Collaboration with town officials, local court officers, and probation officers provides the same level of intervention for FSC students off campus. The court requires students to participate in the campus two-step alcohol education intervention program. The first step, completed with a substance abuse educator–therapist, includes the following:
A pretest on basic alcohol education
An eighteen-page written alcohol assessment
An alcohol assessment based on a written report from, and discussion with, the student
Review of the incident with the student
Individual education on alcohol and drugs
Review of the student's answers to the pretest
Individual video instruction on alcohol poisoning and physiological effects of alcohol
Referrals for further action
The second step, completed with an alcohol educator, includes the following:
A social norms survey on individual alcohol use and perceptions of other students’ alcohol use
Individual instruction with a computerized alcohol awareness program
Review of the student's answers to the social norms survey
A posttest on basic alcohol education
Referrals for further action
The student must return to the court within three weeks with a letter from the alcohol educator signifying completion of the program to avoid further penalties.
Since the implementation of our two-step individual approach, we have reduced the number of students involved in a second alcohol offense by 69 percent in two years. We have seen a drop in intoxicated student behavior from forty-two incidents in 1998–99 to fourteen incidents in 2000–01. It is now rare to have an FSC student sent to the emergency room for alcohol poisoning.
In the early 1990s FSC assisted Framingham in developing a coalition for the prevention of alcohol and drug abuse. A host of collaborations with the police department, the board of selectmen, and other town officials has been highlighted in the creation of the Framingham Campus-Community Coalition for Legal and Responsible Alcohol Use (CCCLRAU).
CCCLRAU was instrumental in working with Framingham officials and alcohol license holders to require all alcohol servers to complete alcohol server education and register with the town.

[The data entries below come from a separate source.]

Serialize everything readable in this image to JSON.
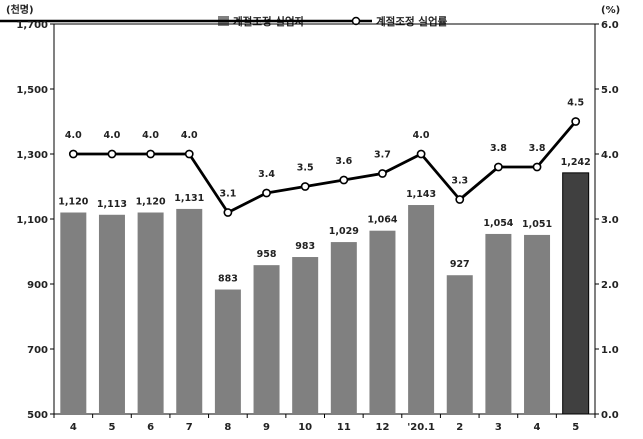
{
  "chart_data": {
    "type": "bar+line",
    "categories": [
      "4",
      "5",
      "6",
      "7",
      "8",
      "9",
      "10",
      "11",
      "12",
      "'20.1",
      "2",
      "3",
      "4",
      "5"
    ],
    "left_unit": "(천명)",
    "right_unit": "(%)",
    "left_ticks": [
      "500",
      "700",
      "900",
      "1,100",
      "1,300",
      "1,500",
      "1,700"
    ],
    "right_ticks": [
      "0.0",
      "1.0",
      "2.0",
      "3.0",
      "4.0",
      "5.0",
      "6.0"
    ],
    "ylim_left": [
      500,
      1700
    ],
    "ylim_right": [
      0,
      6
    ],
    "legend": {
      "bar": "계절조정 실업자",
      "line": "계절조정 실업률",
      "placement": "top-center"
    },
    "bar_series": {
      "name": "계절조정 실업자",
      "values": [
        1120,
        1113,
        1120,
        1131,
        883,
        958,
        983,
        1029,
        1064,
        1143,
        927,
        1054,
        1051,
        1242
      ],
      "labels": [
        "1,120",
        "1,113",
        "1,120",
        "1,131",
        "883",
        "958",
        "983",
        "1,029",
        "1,064",
        "1,143",
        "927",
        "1,054",
        "1,051",
        "1,242"
      ],
      "color": "#808080",
      "highlight_color": "#404040",
      "highlight_index": 13
    },
    "line_series": {
      "name": "계절조정 실업률",
      "values": [
        4.0,
        4.0,
        4.0,
        4.0,
        3.1,
        3.4,
        3.5,
        3.6,
        3.7,
        4.0,
        3.3,
        3.8,
        3.8,
        4.5
      ],
      "labels": [
        "4.0",
        "4.0",
        "4.0",
        "4.0",
        "3.1",
        "3.4",
        "3.5",
        "3.6",
        "3.7",
        "4.0",
        "3.3",
        "3.8",
        "3.8",
        "4.5"
      ],
      "color": "#000000"
    }
  }
}
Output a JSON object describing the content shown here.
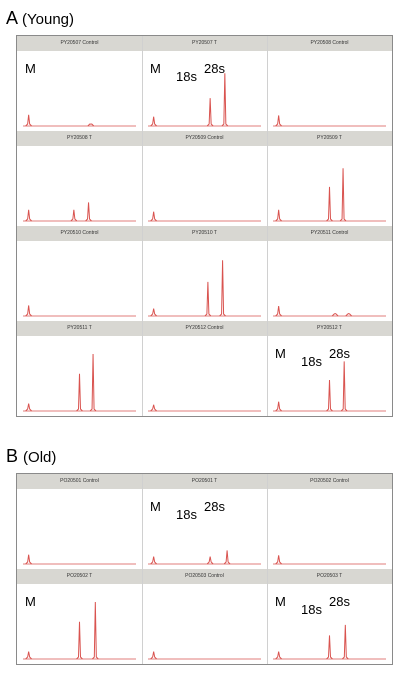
{
  "panels": [
    {
      "label": "A",
      "sublabel": "(Young)",
      "cells": [
        {
          "title": "PY20507 Control",
          "peaks": [
            {
              "pos": 0.05,
              "h": 0.18
            },
            {
              "pos": 0.6,
              "h": 0.03
            }
          ],
          "labels": [
            "M"
          ]
        },
        {
          "title": "PY20507 T",
          "peaks": [
            {
              "pos": 0.05,
              "h": 0.15
            },
            {
              "pos": 0.55,
              "h": 0.45
            },
            {
              "pos": 0.68,
              "h": 0.85
            }
          ],
          "labels": [
            "M",
            "18s",
            "28s"
          ]
        },
        {
          "title": "PY20508 Control",
          "peaks": [
            {
              "pos": 0.05,
              "h": 0.17
            }
          ],
          "labels": []
        },
        {
          "title": "PY20508 T",
          "peaks": [
            {
              "pos": 0.05,
              "h": 0.18
            },
            {
              "pos": 0.45,
              "h": 0.18
            },
            {
              "pos": 0.58,
              "h": 0.3
            }
          ],
          "labels": []
        },
        {
          "title": "PY20509 Control",
          "peaks": [
            {
              "pos": 0.05,
              "h": 0.15
            }
          ],
          "labels": []
        },
        {
          "title": "PY20509 T",
          "peaks": [
            {
              "pos": 0.05,
              "h": 0.18
            },
            {
              "pos": 0.5,
              "h": 0.55
            },
            {
              "pos": 0.62,
              "h": 0.85
            }
          ],
          "labels": []
        },
        {
          "title": "PY20510 Control",
          "peaks": [
            {
              "pos": 0.05,
              "h": 0.17
            }
          ],
          "labels": []
        },
        {
          "title": "PY20510 T",
          "peaks": [
            {
              "pos": 0.05,
              "h": 0.12
            },
            {
              "pos": 0.53,
              "h": 0.55
            },
            {
              "pos": 0.66,
              "h": 0.9
            }
          ],
          "labels": []
        },
        {
          "title": "PY20511 Control",
          "peaks": [
            {
              "pos": 0.05,
              "h": 0.16
            },
            {
              "pos": 0.55,
              "h": 0.04
            },
            {
              "pos": 0.67,
              "h": 0.04
            }
          ],
          "labels": []
        },
        {
          "title": "PY20511 T",
          "peaks": [
            {
              "pos": 0.05,
              "h": 0.12
            },
            {
              "pos": 0.5,
              "h": 0.6
            },
            {
              "pos": 0.62,
              "h": 0.92
            }
          ],
          "labels": []
        },
        {
          "title": "PY20512 Control",
          "peaks": [
            {
              "pos": 0.05,
              "h": 0.1
            }
          ],
          "labels": []
        },
        {
          "title": "PY20512 T",
          "peaks": [
            {
              "pos": 0.05,
              "h": 0.15
            },
            {
              "pos": 0.5,
              "h": 0.5
            },
            {
              "pos": 0.63,
              "h": 0.8
            }
          ],
          "labels": [
            "M",
            "18s",
            "28s"
          ]
        }
      ]
    },
    {
      "label": "B",
      "sublabel": "(Old)",
      "cells": [
        {
          "title": "PO20501 Control",
          "peaks": [
            {
              "pos": 0.05,
              "h": 0.15
            }
          ],
          "labels": []
        },
        {
          "title": "PO20501 T",
          "peaks": [
            {
              "pos": 0.05,
              "h": 0.12
            },
            {
              "pos": 0.55,
              "h": 0.12
            },
            {
              "pos": 0.7,
              "h": 0.22
            }
          ],
          "labels": [
            "M",
            "18s",
            "28s"
          ]
        },
        {
          "title": "PO20502 Control",
          "peaks": [
            {
              "pos": 0.05,
              "h": 0.14
            }
          ],
          "labels": []
        },
        {
          "title": "PO20502 T",
          "peaks": [
            {
              "pos": 0.05,
              "h": 0.12
            },
            {
              "pos": 0.5,
              "h": 0.6
            },
            {
              "pos": 0.64,
              "h": 0.92
            }
          ],
          "labels": [
            "M"
          ]
        },
        {
          "title": "PO20503 Control",
          "peaks": [
            {
              "pos": 0.05,
              "h": 0.12
            }
          ],
          "labels": []
        },
        {
          "title": "PO20503 T",
          "peaks": [
            {
              "pos": 0.05,
              "h": 0.12
            },
            {
              "pos": 0.5,
              "h": 0.38
            },
            {
              "pos": 0.64,
              "h": 0.55
            }
          ],
          "labels": [
            "M",
            "18s",
            "28s"
          ]
        }
      ]
    }
  ],
  "trace_color": "#d9534f"
}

This law was initiated by the campus-community partnership, passed by the town's board of selectmen, enforced by the Fram-ingham police, and implemented through collaborative efforts between the campus and the community.

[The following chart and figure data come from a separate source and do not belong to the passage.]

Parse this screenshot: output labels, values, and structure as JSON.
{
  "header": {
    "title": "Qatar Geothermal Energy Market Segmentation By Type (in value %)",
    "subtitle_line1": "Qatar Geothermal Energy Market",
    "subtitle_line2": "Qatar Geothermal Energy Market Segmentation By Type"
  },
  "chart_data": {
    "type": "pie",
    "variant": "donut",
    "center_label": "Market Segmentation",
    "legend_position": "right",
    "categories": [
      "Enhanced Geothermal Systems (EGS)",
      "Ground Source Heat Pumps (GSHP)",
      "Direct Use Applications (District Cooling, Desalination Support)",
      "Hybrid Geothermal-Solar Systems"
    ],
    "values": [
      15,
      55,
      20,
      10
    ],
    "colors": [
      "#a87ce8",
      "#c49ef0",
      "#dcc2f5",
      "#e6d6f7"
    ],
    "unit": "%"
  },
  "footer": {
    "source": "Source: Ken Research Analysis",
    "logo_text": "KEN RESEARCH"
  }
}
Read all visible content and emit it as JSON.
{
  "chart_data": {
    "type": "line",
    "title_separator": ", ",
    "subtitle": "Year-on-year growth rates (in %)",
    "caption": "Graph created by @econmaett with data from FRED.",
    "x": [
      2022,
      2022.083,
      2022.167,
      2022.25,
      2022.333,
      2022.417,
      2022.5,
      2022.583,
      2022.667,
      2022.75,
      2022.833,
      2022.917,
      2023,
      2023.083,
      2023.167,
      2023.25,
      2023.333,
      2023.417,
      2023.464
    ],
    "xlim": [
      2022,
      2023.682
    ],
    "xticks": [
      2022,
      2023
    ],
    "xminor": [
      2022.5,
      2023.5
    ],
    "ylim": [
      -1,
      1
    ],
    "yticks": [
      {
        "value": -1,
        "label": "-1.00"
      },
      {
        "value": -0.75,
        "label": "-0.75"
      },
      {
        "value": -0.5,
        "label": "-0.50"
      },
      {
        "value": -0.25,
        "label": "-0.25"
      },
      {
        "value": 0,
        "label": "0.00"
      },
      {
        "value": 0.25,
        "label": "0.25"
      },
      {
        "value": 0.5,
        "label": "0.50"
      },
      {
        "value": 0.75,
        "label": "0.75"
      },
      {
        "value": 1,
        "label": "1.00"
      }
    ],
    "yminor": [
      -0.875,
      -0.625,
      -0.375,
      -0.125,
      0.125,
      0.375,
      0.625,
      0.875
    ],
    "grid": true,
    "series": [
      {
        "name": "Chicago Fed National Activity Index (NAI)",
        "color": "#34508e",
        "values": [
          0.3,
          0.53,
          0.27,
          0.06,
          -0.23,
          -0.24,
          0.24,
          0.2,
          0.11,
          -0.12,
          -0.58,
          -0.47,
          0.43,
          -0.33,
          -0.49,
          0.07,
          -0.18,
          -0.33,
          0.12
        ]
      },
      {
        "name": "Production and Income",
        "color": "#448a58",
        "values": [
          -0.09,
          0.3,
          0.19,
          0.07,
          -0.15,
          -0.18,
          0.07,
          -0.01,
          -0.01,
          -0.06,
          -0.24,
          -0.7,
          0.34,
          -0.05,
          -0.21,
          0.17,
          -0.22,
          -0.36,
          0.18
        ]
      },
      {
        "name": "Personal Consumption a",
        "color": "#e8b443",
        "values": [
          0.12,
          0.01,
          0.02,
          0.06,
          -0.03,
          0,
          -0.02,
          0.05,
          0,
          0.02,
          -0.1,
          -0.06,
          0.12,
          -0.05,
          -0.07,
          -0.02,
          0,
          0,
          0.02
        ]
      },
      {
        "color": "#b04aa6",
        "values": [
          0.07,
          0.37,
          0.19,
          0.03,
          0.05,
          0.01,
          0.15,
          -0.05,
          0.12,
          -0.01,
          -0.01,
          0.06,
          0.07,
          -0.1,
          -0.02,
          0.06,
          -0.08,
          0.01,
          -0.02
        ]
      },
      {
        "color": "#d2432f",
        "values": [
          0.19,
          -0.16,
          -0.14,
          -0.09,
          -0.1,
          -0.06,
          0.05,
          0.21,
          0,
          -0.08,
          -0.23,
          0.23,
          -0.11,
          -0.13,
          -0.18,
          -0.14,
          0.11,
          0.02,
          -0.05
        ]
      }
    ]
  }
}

CCCLRAU is currently pursuing funding from the town hospital to conduct alcohol surveys measuring current use and perceptions of alcohol use by students at FSC, Framingham High School, and Keefe Technical School. Members of CCCLRAU predict that students will think their peers are using more alcohol than those peers actually are. CCCLRAU will employ social norms marketing strategies to demonstrate the real alcohol norms of the community. Framingham will be one of the first community-campus partnerships to implement the social norms marketing approach at a college, high school, and vocational school in one community.

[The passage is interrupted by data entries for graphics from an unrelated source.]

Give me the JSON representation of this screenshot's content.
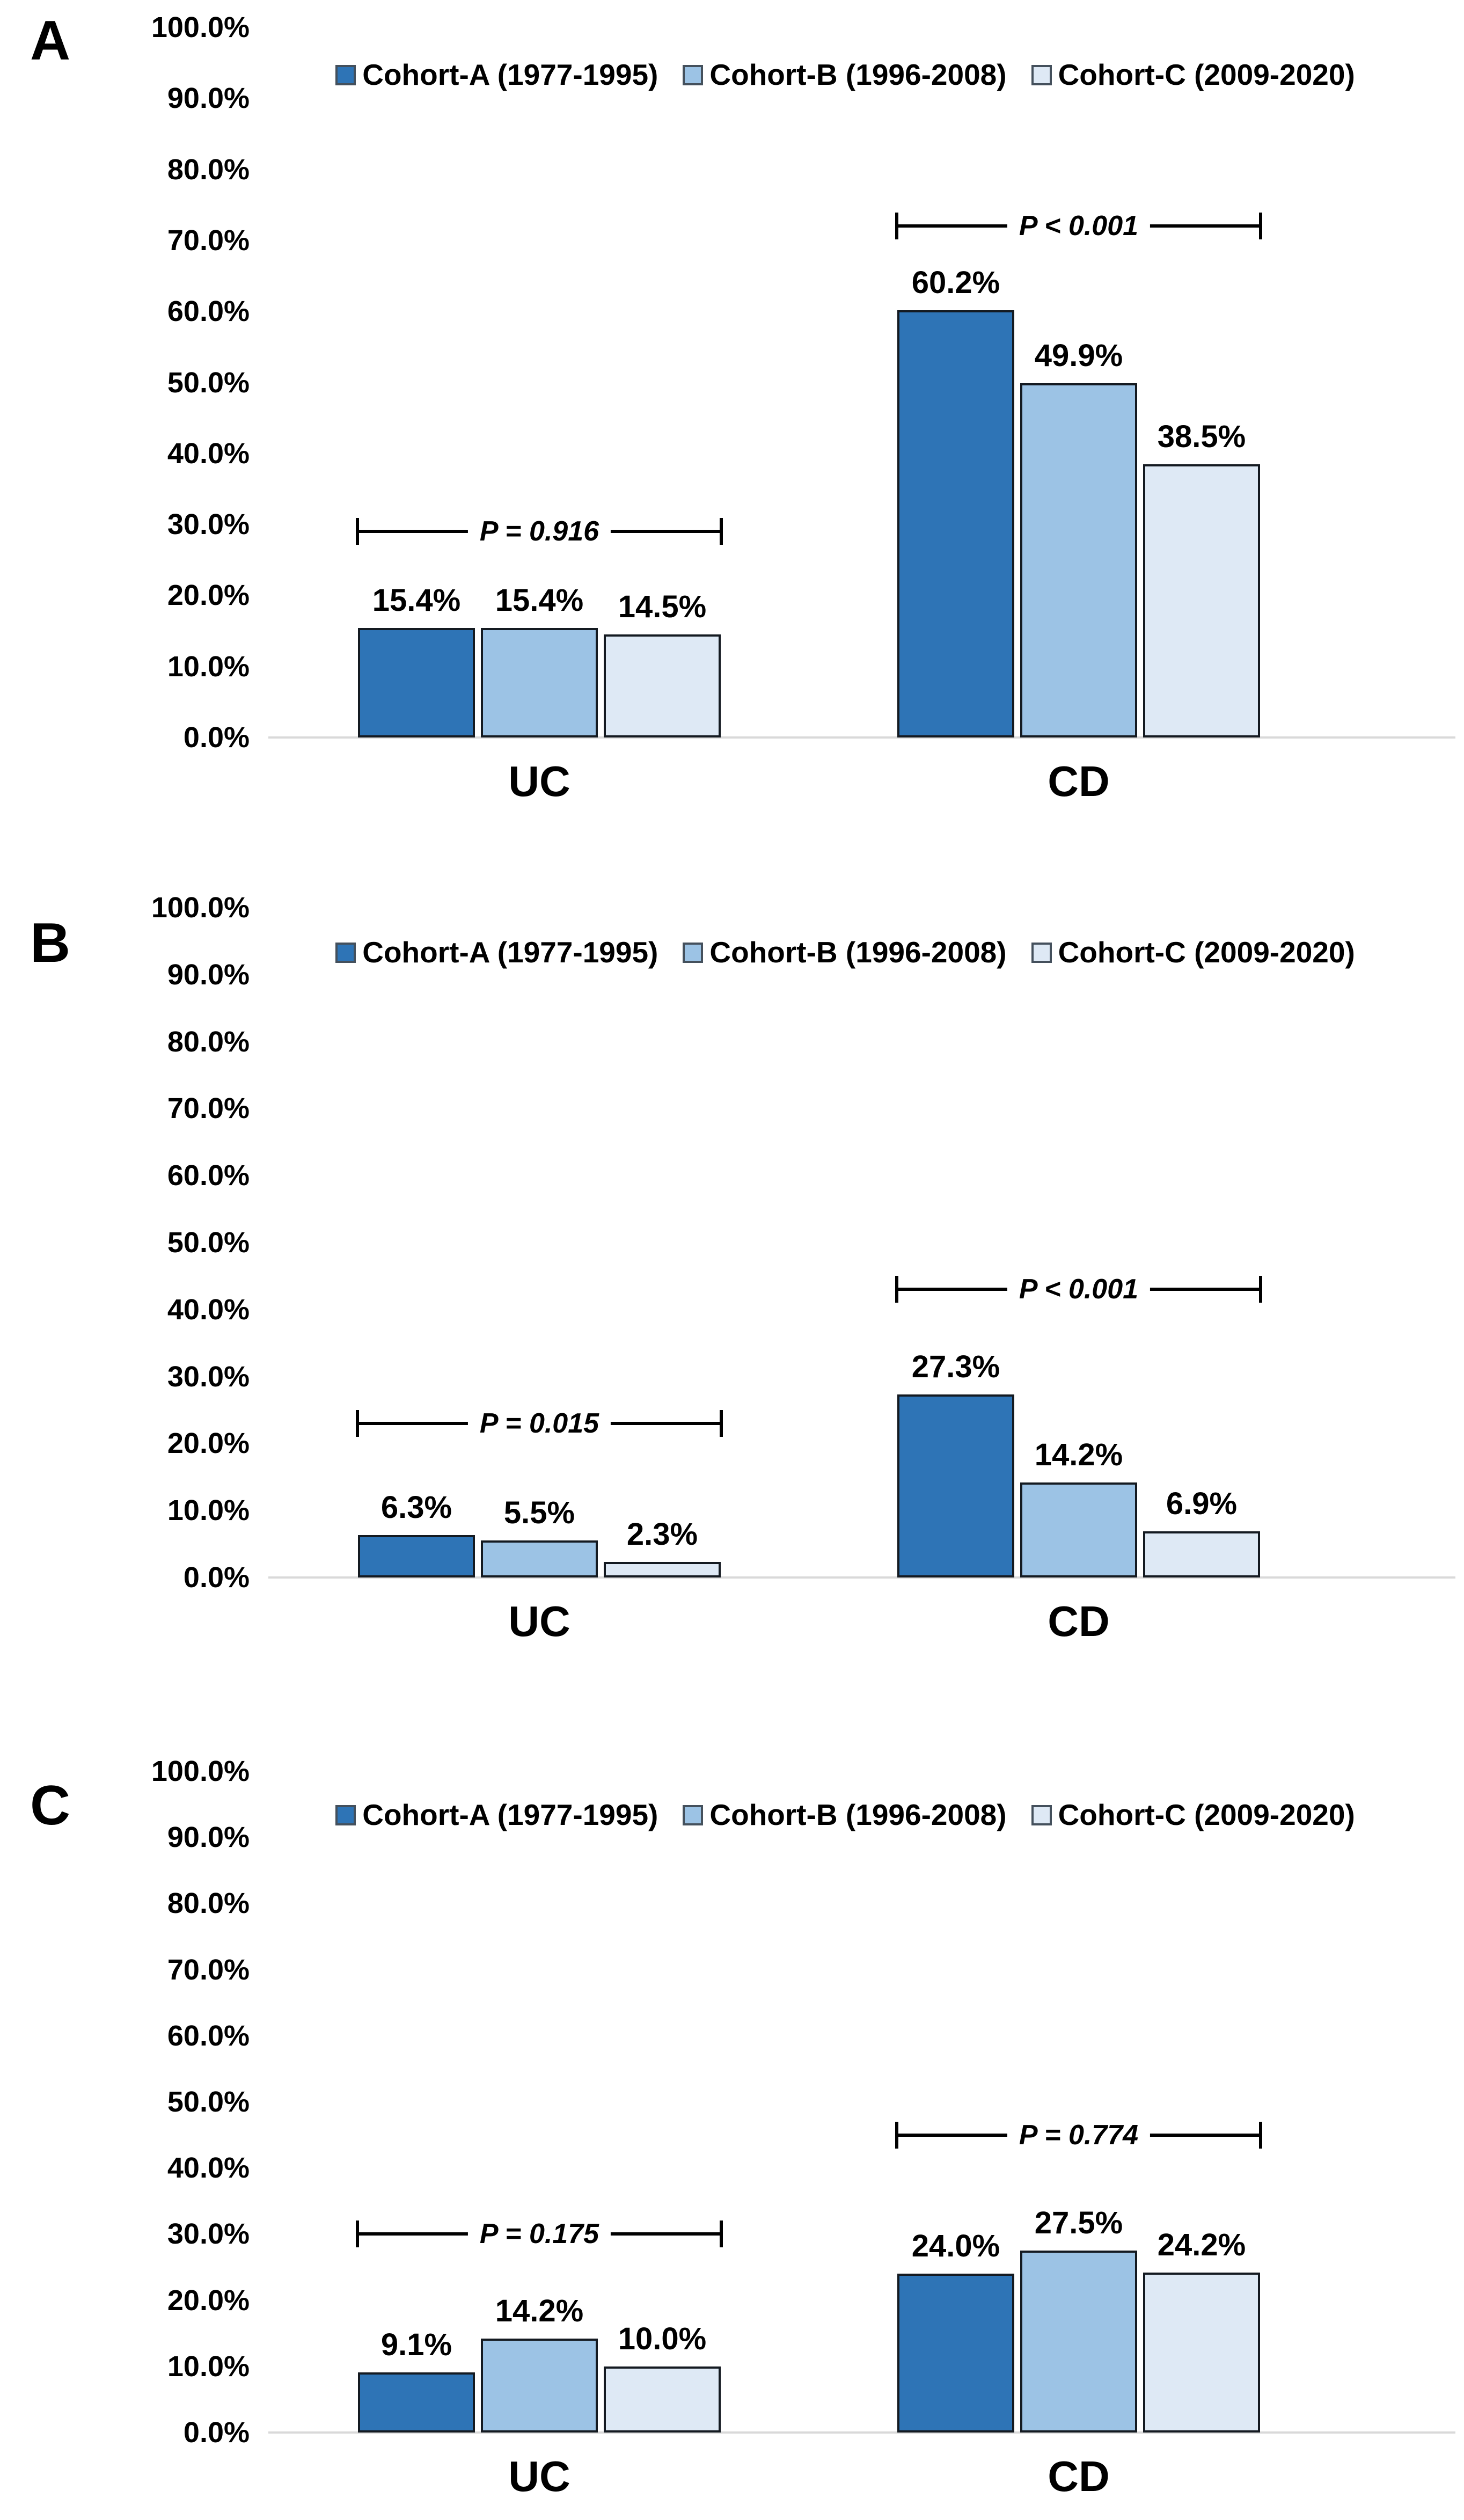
{
  "figure": {
    "background": "#ffffff",
    "description_title": ""
  },
  "colors": {
    "cohort_a_fill": "#2E74B6",
    "cohort_b_fill": "#9CC3E5",
    "cohort_c_fill": "#DEE9F5",
    "bar_border": "#141a21",
    "baseline": "#D9D9D9",
    "bracket": "#000000",
    "text": "#000000"
  },
  "legend": {
    "position": "top-inside",
    "items": [
      {
        "label": "Cohort-A (1977-1995)",
        "color": "#2E74B6"
      },
      {
        "label": "Cohort-B (1996-2008)",
        "color": "#9CC3E5"
      },
      {
        "label": "Cohort-C (2009-2020)",
        "color": "#DEE9F5"
      }
    ]
  },
  "y_axis": {
    "min": 0,
    "max": 100,
    "tick_labels": [
      "100.0%",
      "90.0%",
      "80.0%",
      "70.0%",
      "60.0%",
      "50.0%",
      "40.0%",
      "30.0%",
      "20.0%",
      "10.0%",
      "0.0%"
    ],
    "gridlines": false
  },
  "chart_data": [
    {
      "panel_label": "A",
      "type": "bar",
      "categories": [
        "UC",
        "CD"
      ],
      "ylim": [
        0,
        100
      ],
      "series": [
        {
          "name": "Cohort-A (1977-1995)",
          "values": [
            15.4,
            60.2
          ],
          "value_labels": [
            "15.4%",
            "60.2%"
          ]
        },
        {
          "name": "Cohort-B (1996-2008)",
          "values": [
            15.4,
            49.9
          ],
          "value_labels": [
            "15.4%",
            "49.9%"
          ]
        },
        {
          "name": "Cohort-C (2009-2020)",
          "values": [
            14.5,
            38.5
          ],
          "value_labels": [
            "14.5%",
            "38.5%"
          ]
        }
      ],
      "p_brackets": [
        {
          "category": "UC",
          "text": "P = 0.916",
          "height_pct": 29
        },
        {
          "category": "CD",
          "text": "P < 0.001",
          "height_pct": 72
        }
      ]
    },
    {
      "panel_label": "B",
      "type": "bar",
      "categories": [
        "UC",
        "CD"
      ],
      "ylim": [
        0,
        100
      ],
      "series": [
        {
          "name": "Cohort-A (1977-1995)",
          "values": [
            6.3,
            27.3
          ],
          "value_labels": [
            "6.3%",
            "27.3%"
          ]
        },
        {
          "name": "Cohort-B (1996-2008)",
          "values": [
            5.5,
            14.2
          ],
          "value_labels": [
            "5.5%",
            "14.2%"
          ]
        },
        {
          "name": "Cohort-C (2009-2020)",
          "values": [
            2.3,
            6.9
          ],
          "value_labels": [
            "2.3%",
            "6.9%"
          ]
        }
      ],
      "p_brackets": [
        {
          "category": "UC",
          "text": "P = 0.015",
          "height_pct": 23
        },
        {
          "category": "CD",
          "text": "P < 0.001",
          "height_pct": 43
        }
      ]
    },
    {
      "panel_label": "C",
      "type": "bar",
      "categories": [
        "UC",
        "CD"
      ],
      "ylim": [
        0,
        100
      ],
      "series": [
        {
          "name": "Cohort-A (1977-1995)",
          "values": [
            9.1,
            24.0
          ],
          "value_labels": [
            "9.1%",
            "24.0%"
          ]
        },
        {
          "name": "Cohort-B (1996-2008)",
          "values": [
            14.2,
            27.5
          ],
          "value_labels": [
            "14.2%",
            "27.5%"
          ]
        },
        {
          "name": "Cohort-C (2009-2020)",
          "values": [
            10.0,
            24.2
          ],
          "value_labels": [
            "10.0%",
            "24.2%"
          ]
        }
      ],
      "p_brackets": [
        {
          "category": "UC",
          "text": "P = 0.175",
          "height_pct": 30
        },
        {
          "category": "CD",
          "text": "P = 0.774",
          "height_pct": 45
        }
      ]
    }
  ]
}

A yearly evaluation of our comprehensive approach provides the opportunity to gain feedback from faculty, staff, and students on the effectiveness of our strategies. We were concerned that we wouldn't be able to enforce our policy that intoxication is unacceptable at FSC. However, we have discovered that our fears were unfounded. Over time, staff have spent less time dealing with intoxicated students.
Our approach to reducing underage and irresponsible drinking continues to evolve. In a time of computerized assessments and educational packages, it is important that educators use these mechanisms as tools, not as a replacement for one-on-one contact with students. Let us learn from our students in recovery, adapting the Alcoholics Anonymous slogan “One day at a time” to the campus context and making our motto “One student at a time.”